I suspect that in the past, when I thought that I was trusting in God's sovereignty I was often conflating it with other things. (Once when I told a friend that I was trusting in God for something she challenged me, “Really? Or are you just in denial?”) Growing up in a middle class family in North America, I have a baseline of trust in a social structure and infrastructure, and trust that in any time of trial that I or my loved ones would at least receive the best medical care possible or that insurance would cover part of any loss of property. But now I have lived in places where it appears that God has often chosen not to intervene, even when families and sometimes entire communities or swaths of a country have lost everything from a storm – and where losing everything means that now their children won't go to school or that they and their children may even die (from the storm itself or from its economic sequelae). There are so many countries where people die every day from diseases that are easily preventable or treatable in other places. And where the survivors still put their trust and hope in God. I do find hope for the distant future in the concept of God's sovereignty: I believe that Jesus will return to make all things right, and God will wipe every tear from our eyes. But in the meantime lovely people suffer, go hungry, and die in the details.
I get frustrated when I hear the concept of God's sovereignty used to explain things that I think are due to economic/geographic happenstance, or even the results of long-term abuse of power. I still believe that all good things come from God, and I thank God when good things happen. But if God's sovereignty is directly involved when you get the job you wanted when you live in a place with 6% unemployment, what does that mean for my friend who cannot find any job in a place with 80% unemployment? And what does it mean when the poverty and lack of jobs where my friend lives has a direct historical relationship to the plenty where you live?

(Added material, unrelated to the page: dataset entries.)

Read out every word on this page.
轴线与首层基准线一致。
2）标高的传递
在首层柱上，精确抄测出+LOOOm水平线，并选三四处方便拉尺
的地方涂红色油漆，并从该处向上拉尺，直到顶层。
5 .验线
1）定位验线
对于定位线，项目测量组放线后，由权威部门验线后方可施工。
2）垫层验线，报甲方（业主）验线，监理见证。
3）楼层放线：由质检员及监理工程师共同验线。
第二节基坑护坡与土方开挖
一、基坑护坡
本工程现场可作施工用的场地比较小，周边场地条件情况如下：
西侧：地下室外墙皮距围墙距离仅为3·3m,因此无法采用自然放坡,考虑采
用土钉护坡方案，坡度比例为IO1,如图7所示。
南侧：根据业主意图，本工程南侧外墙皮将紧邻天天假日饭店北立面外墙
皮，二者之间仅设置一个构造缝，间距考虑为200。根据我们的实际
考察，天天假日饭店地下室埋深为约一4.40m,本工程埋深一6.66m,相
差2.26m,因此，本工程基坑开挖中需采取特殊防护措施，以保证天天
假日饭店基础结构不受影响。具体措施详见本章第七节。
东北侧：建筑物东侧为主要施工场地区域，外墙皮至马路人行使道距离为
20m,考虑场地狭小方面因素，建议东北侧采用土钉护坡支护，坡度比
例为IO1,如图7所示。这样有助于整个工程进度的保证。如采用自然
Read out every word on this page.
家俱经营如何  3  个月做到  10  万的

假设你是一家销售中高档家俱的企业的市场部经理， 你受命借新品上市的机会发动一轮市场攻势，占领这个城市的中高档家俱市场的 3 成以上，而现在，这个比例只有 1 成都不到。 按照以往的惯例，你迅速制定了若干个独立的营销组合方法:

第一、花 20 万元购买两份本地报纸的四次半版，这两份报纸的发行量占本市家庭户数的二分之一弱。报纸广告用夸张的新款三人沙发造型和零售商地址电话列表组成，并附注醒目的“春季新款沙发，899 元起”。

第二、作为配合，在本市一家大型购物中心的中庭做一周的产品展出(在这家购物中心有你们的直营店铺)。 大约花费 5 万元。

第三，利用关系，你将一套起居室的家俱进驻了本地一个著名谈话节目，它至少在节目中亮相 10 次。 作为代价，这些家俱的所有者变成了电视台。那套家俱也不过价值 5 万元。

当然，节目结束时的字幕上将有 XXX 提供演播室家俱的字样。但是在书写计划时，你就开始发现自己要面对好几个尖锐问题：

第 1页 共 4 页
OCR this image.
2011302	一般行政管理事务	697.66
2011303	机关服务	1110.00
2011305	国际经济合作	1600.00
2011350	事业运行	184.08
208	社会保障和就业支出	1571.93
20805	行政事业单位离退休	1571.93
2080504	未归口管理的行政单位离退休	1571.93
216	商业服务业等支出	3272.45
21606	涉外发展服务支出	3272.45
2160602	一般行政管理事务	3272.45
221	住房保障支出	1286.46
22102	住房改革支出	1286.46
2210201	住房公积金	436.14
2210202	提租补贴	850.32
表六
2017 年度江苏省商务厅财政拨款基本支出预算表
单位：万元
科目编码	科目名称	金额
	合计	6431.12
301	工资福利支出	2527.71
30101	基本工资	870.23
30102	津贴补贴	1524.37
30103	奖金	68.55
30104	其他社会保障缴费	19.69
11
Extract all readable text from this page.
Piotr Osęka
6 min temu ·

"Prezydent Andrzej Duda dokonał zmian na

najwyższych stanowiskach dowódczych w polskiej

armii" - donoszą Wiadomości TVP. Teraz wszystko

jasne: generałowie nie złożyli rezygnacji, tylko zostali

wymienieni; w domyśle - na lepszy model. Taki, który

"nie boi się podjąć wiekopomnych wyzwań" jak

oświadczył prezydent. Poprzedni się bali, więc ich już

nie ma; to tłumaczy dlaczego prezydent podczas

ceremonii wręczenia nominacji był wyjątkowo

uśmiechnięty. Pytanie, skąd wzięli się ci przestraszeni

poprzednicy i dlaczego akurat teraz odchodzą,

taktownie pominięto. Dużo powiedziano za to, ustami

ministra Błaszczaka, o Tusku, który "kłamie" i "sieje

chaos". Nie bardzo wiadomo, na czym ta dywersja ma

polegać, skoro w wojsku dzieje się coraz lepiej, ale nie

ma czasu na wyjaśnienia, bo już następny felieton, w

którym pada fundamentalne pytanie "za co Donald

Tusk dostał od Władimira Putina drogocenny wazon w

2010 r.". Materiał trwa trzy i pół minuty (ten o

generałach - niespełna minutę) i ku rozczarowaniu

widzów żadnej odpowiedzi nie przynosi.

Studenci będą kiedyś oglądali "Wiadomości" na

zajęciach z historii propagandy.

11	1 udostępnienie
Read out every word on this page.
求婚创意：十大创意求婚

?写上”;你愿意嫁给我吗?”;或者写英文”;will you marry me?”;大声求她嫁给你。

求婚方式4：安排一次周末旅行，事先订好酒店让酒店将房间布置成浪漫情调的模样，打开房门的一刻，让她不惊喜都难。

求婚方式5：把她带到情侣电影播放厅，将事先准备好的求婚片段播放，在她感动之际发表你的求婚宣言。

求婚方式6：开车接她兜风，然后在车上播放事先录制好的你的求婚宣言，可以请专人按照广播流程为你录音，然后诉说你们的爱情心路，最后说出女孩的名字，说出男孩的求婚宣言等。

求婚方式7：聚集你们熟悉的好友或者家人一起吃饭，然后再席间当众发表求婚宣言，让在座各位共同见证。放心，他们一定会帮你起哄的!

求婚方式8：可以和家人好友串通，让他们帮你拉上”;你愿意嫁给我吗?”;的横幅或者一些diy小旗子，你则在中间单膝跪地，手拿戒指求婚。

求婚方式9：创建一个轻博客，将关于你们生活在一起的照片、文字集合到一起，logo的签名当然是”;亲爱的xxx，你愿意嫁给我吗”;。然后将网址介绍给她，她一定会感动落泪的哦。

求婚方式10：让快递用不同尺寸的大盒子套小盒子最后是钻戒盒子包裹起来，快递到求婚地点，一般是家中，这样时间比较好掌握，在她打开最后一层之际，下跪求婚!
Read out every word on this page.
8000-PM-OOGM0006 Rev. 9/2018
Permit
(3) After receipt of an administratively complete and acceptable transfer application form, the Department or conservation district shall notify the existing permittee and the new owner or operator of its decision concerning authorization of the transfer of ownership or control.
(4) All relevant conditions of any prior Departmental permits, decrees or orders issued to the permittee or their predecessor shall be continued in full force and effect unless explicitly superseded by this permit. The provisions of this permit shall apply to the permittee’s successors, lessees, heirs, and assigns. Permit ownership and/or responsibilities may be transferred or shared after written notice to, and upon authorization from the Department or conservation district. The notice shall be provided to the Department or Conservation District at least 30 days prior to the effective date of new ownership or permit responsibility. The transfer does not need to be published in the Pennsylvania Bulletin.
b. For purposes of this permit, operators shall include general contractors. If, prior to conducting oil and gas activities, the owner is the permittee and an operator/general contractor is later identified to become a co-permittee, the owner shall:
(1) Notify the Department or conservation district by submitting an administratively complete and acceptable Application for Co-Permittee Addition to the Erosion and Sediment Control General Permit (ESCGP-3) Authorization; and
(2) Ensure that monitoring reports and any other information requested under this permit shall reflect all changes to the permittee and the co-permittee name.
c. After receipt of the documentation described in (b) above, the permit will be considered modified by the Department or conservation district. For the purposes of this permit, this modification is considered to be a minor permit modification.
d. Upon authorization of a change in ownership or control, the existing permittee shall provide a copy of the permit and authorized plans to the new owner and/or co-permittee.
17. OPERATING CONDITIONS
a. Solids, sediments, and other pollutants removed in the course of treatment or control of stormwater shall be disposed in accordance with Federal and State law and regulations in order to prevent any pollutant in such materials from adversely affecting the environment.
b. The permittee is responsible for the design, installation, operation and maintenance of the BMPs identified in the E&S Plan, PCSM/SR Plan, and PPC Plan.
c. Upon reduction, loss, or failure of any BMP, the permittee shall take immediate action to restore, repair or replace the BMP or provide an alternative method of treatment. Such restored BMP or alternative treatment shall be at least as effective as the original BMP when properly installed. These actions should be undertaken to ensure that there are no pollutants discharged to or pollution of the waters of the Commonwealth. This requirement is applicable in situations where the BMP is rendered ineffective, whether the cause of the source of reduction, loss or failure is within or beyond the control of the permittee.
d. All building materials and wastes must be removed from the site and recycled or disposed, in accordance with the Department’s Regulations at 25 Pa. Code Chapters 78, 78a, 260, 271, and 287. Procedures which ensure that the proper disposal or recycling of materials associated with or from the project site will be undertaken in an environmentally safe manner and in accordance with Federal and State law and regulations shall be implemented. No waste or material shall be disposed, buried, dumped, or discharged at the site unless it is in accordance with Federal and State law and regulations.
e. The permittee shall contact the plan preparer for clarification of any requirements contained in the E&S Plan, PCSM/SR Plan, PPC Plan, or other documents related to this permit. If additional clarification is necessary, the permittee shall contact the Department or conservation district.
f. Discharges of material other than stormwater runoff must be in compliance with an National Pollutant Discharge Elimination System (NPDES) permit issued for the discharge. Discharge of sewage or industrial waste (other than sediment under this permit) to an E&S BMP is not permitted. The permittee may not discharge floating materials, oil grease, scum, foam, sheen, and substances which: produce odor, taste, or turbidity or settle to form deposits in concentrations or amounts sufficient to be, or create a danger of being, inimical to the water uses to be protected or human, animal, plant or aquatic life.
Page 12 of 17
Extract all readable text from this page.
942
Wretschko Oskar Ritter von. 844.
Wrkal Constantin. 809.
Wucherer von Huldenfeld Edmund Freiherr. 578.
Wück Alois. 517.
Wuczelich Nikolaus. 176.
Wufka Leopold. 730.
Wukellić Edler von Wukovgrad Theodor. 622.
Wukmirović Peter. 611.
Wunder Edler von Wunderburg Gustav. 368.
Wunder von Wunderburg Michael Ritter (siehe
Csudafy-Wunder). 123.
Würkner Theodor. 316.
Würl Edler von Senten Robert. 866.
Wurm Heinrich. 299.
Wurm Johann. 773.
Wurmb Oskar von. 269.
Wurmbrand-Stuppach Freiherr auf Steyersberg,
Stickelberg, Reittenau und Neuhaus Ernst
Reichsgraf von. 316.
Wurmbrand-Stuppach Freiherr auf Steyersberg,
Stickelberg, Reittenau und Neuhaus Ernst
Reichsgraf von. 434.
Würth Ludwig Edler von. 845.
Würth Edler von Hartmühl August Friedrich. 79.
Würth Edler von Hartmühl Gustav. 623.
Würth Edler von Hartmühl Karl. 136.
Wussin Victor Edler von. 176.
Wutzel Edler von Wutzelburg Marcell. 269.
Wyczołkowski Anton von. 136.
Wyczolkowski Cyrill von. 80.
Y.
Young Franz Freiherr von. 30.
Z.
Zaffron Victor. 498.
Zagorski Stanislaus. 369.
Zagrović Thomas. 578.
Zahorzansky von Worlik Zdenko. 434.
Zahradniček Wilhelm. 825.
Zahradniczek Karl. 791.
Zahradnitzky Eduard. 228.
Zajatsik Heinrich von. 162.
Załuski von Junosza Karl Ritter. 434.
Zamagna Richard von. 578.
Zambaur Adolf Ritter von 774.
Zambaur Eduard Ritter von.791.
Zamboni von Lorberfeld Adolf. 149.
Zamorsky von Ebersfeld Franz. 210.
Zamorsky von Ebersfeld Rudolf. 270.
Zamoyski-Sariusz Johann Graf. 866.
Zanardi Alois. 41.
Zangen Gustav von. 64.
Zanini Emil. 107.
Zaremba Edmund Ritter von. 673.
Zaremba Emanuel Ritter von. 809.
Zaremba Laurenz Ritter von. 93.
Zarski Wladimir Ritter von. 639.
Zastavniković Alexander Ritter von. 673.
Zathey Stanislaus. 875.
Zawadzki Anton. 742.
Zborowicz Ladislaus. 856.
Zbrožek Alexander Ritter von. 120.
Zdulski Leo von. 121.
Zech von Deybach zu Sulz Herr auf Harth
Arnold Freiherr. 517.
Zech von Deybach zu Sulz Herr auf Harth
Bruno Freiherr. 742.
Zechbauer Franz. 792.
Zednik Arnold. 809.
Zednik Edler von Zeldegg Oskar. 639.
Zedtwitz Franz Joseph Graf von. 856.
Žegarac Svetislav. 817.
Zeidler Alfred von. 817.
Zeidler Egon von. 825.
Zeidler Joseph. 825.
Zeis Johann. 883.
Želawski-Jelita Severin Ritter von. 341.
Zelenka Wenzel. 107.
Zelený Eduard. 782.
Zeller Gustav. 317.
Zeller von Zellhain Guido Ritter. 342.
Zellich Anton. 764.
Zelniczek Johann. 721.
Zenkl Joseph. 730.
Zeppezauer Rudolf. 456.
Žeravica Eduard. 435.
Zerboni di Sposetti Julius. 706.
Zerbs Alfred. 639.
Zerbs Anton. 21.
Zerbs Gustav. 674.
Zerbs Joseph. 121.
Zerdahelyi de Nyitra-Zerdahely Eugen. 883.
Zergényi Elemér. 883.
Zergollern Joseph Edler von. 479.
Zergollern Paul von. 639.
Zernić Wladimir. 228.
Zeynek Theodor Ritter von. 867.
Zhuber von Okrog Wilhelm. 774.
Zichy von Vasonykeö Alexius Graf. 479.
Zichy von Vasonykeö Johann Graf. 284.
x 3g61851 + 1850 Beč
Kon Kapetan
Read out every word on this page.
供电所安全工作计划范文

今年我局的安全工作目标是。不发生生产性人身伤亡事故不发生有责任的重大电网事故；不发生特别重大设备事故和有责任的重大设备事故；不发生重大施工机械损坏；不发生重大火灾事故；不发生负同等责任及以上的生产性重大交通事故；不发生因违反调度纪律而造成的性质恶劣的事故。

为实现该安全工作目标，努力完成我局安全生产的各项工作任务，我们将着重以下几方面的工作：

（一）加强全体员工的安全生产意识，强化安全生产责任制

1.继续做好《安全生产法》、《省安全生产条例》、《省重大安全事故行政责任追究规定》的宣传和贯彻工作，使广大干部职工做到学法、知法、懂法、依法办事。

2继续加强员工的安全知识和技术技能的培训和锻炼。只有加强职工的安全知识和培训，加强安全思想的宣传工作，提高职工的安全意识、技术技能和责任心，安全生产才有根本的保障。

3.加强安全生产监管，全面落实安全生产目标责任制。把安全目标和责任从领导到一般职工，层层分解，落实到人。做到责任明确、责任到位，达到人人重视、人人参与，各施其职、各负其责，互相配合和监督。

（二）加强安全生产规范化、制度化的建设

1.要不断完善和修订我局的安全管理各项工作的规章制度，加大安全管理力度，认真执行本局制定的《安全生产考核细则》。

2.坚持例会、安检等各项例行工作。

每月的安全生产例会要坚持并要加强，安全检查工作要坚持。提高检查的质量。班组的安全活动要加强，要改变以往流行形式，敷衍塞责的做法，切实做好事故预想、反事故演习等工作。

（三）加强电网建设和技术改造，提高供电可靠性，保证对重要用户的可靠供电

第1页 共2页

I also sometimes get angry when I hear people cite God's sovereignty when it appears that it is being used to justify acceptance of (or even outright collusion with) evil systems that are designed to benefit some and worsen the lives of others. I believe that we are called to live now the way we will live in the future, and that we are to be a part of setting up systems that bring justice and peace for our families, neighbors, and communities – both as a foretaste of what is to come and also because people's lives (even now!) are important. So if new laws or repeals of old protections cause my neighbor to suffer injustice or want, this does not seem like a time for us to take comfort in God's sovereignty – this seems like a time for us to storm the gates of hell.
So, I do not currently find the idea of God's sovereignty comforting (although again, I do still believe that God is sovereign). What does give me comfort and hope in trial? The fact that if our neighbor is suffering, we have the privilege of suffering alongside, and that we can comfort others with the same comfort that we have received. The fact that even though there is much evil in this world, God can give us the strength to resist evil, to work for good, to maintain love in our hearts. The fact that we know that God is on the side of love, justice, and hope. The fact that God is always present – rejoicing and moving toward the good, and weeping with us in the bad.